Fenomena-fenomena antipati terhadap dokter ini bukan tidak mungkin akan terus berkembang sejalan dengan ketidakpastian perlindunga terhadap dokter. Semua kalau salah adalah kesalahan dokter. Pasien meninggal, pasien terhambat pekerjaannya karena hasil pemeriksaan dokter, pasien membuang waktu karena menunggu.

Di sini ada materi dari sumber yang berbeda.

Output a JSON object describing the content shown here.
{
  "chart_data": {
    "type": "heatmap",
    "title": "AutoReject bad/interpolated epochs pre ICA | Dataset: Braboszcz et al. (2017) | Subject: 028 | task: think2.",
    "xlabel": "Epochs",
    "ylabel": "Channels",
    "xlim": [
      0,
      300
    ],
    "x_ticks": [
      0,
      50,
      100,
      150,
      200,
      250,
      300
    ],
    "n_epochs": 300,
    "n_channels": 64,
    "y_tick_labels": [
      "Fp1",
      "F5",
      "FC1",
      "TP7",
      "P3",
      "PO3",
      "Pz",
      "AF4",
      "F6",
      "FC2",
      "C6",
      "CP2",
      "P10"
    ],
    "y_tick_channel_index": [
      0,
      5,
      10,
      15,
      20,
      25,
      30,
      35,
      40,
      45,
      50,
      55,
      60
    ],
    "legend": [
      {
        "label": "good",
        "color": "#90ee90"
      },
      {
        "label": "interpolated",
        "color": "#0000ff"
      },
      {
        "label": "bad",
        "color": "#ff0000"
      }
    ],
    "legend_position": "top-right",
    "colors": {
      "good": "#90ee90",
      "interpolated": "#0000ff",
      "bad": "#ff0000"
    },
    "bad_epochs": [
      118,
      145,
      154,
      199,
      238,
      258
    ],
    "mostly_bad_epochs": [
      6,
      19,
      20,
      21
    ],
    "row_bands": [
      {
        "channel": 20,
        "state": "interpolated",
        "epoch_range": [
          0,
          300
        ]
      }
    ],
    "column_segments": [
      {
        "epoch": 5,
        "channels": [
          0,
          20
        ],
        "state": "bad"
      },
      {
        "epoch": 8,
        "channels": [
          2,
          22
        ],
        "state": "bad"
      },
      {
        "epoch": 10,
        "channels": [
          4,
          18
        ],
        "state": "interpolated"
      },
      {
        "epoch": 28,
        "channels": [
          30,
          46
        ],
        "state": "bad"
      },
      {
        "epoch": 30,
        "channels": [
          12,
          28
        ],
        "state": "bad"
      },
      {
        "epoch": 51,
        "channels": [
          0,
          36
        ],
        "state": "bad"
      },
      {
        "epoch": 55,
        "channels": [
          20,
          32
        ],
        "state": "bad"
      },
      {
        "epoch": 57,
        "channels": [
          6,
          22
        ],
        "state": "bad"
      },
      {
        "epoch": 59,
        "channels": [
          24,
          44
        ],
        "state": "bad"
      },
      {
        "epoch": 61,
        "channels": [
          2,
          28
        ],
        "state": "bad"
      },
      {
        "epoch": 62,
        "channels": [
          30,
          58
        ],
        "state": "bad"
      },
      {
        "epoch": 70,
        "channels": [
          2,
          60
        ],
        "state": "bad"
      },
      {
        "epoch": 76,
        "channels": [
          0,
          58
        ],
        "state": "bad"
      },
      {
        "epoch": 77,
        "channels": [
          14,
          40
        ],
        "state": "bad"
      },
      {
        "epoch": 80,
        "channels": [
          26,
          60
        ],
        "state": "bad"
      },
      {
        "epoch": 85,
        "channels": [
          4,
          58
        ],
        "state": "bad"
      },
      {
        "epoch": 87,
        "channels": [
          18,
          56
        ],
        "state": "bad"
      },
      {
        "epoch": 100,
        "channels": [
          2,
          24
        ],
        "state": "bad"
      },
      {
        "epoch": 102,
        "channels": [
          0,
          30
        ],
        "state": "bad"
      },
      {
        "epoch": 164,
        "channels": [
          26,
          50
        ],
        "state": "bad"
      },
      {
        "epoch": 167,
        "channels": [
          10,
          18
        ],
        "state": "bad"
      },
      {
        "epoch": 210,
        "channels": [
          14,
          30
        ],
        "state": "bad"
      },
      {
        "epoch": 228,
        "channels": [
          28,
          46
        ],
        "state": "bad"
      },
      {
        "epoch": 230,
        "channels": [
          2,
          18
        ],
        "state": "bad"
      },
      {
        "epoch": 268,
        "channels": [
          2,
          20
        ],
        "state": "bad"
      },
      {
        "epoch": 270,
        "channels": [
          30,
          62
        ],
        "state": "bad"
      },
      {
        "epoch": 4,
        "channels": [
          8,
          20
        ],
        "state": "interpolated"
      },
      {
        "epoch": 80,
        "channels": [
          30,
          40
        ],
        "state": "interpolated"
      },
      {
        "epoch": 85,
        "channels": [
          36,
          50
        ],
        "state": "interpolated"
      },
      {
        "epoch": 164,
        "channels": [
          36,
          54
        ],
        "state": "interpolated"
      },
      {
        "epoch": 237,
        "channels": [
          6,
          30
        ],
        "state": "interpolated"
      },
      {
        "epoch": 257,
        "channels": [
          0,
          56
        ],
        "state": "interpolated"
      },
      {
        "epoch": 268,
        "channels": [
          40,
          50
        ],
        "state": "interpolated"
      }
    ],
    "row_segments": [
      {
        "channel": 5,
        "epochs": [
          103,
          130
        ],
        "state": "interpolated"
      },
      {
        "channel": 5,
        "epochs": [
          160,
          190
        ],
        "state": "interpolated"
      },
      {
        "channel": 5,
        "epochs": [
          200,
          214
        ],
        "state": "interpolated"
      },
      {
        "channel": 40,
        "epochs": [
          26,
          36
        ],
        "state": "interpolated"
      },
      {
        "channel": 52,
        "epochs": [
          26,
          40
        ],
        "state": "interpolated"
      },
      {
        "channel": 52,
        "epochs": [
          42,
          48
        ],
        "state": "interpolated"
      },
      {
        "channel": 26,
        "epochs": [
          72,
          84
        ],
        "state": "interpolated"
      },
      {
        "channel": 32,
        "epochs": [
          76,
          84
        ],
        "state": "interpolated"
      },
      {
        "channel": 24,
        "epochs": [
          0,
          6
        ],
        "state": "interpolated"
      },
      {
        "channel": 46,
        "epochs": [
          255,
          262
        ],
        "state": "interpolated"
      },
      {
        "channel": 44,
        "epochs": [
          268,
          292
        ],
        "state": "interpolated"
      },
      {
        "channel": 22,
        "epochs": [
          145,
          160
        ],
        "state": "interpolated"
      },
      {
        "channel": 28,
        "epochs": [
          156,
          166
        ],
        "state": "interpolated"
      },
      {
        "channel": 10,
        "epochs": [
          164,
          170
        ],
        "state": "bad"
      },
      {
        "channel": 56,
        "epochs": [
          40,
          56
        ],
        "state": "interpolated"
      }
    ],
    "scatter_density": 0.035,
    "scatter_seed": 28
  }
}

Andai komunikasi bisa berjalan dua arah.

Pasien dan keluarga harus paham akan setiap kondisi yang akan terjadi. Tindakan yang diambil, efek samping, komplikasi. Semua harus bisa dijelaskan sesederhana dan semengerti mungkin. Namun, terkadang karena kasus emergency keluarga tanpa sadar mengiyakan saja apa mau nya dokter tanpa mendengar apa kemungkinan yang akan terjadi. Bahkan dengan bukti informed consent yang ditandatangani pun akan dibilang dipalsukan bila terjadi hal yang tidak diinginkan.

Lettu D harusnya tidak mengambil sikap arogan. Padahal kalau mau berfikir, dengan kondisi yang tidak layak terbang namun memaksa untuk di-fit kan tentu akan membahayakan diri sendiri, minimal, dan orang lain serta merugikan skuadron pastinya.

Masyarakat harus tahu apa saja yang menjadi kasus emergency dalam kedokteran. Sunat, sakit gigi bahkan demam di bawah 40 derajat bukanlah hal emergency (bila tidak ada riwayat kejang demam).

Yakinlah, gak ada 1 orang dokter pun yang mau merugikan pasiennya, terutama dalam hal nyawa. Saya sendiri, pernah nangis sesegukan karena pasien saya meninggal. Jadi jangan bayangkan bahwa moralitas dokter hanya sebatas materi. Kami bekerja dengan perasaan. Karena pekerjaan ini adalah masalah kemanusiaan bukan seperti montir yang bisa mencoba-coba kalau kendaraan "sakit".

Saya tidak akan memungkiri oknum. Karena apapun pekerjaan, apapun profesi pasti ada oknum. Dokter yang malas ngomong, malas mendengarkan, malas menjelaskan, yang tahunya datang mengobati dibayar. Tapi, jangan lantas antipati kepada profesi ini. Karena saya yakin masih banyak dokter yang "baik" di luar sana.

Semoga hanya sampai disini persoalan yang dihadapi dokter-dokter Indonesia. Jangan sampai ada lagi pelecehan-pelecehan oleh orang-orang tak bermoral kepada profesi ini. Semoga dokter-dokter Indonesia bisa mengabdi dengan kenyamanan dan keamanan.